Siempre me viene a la cabeza aquel partido en Nervión en el que Sergio Canales se presentó al mundo. Su exhibición tumbó al Sevilla FC, recuerda todo el mundo. Pero jamás habría sido posible sin otro recital, el de Coltorti, el portero del Racing, sepultado por la zurda del hoy jugador del Real Betis. A su compañero Joel Robles le ha tocado ahora dejar paso a Claudio Bravo. Su pecado ha sido, tras salvar no pocos puntos de los que ha acumulado el equipo en 2021, calcular mal una salida en la jugada clave del derbi. ¿Es justa la decisión? Por supuesto. El entrenador debe colocar entre los palos al que le dé más seguridad, y eso es totalmente subjetivo. Pero es otra crueldad más que añadir a la solitaria vida de un portero.
En la otra acera, Tomas Vaclik se empequeñece para la hinchada al mismo tiempo que a Bono, con justicia, se le empieza a comparar nada menos que con Andrés Palop. Hace unos meses, el sevillismo temblaba cuando el checo se lesionó y Bono, que había fallado en UNA jugada, tenía que ponerse los guantes. El rendimiento de Vaclik, sin ser estratosférico, supera al de todos los porteros que ha tenido el Sevilla FC en el último lustro. Ahora se le vilipendia sin piedad y se le achaca que no haga milagros cuando le toca jugar. Su figura se diluye entre su maltrecha rodilla y las paradas de Bono, que ya hasta marca goles.
Cuando marca un portero, el aguafiestas pasa a ser el rey de la misma.

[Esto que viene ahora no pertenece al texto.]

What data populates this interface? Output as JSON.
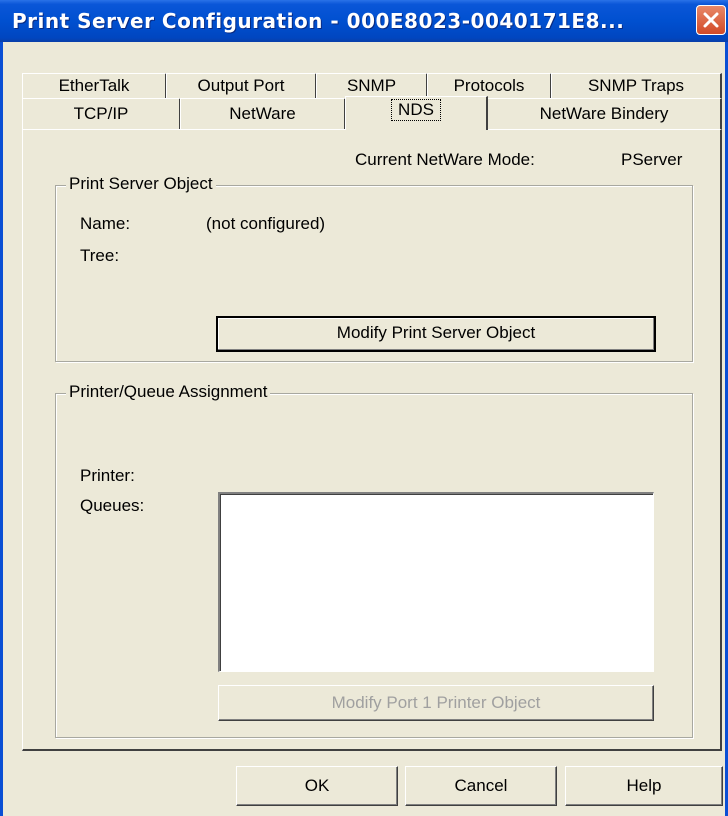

En Sevilla hemos tenido este fin de semana doble ración, para que nadie se quede con bronca. Los goles de Bono para el Sevilla y de Dani Rebollo para el filial del Betis suponen un clímax futbolero. No por el premio en sí, un empate en Valladolid y jugar una fase de ascenso para un filial, sino por ver cómo marca el único jugador que tiene guantes. Sus goles recuerdan lo injusta que es la vida de un portero, que tiene que escapar de su prisión, el área, para ir a encontrar la gloria que siempre se le niega.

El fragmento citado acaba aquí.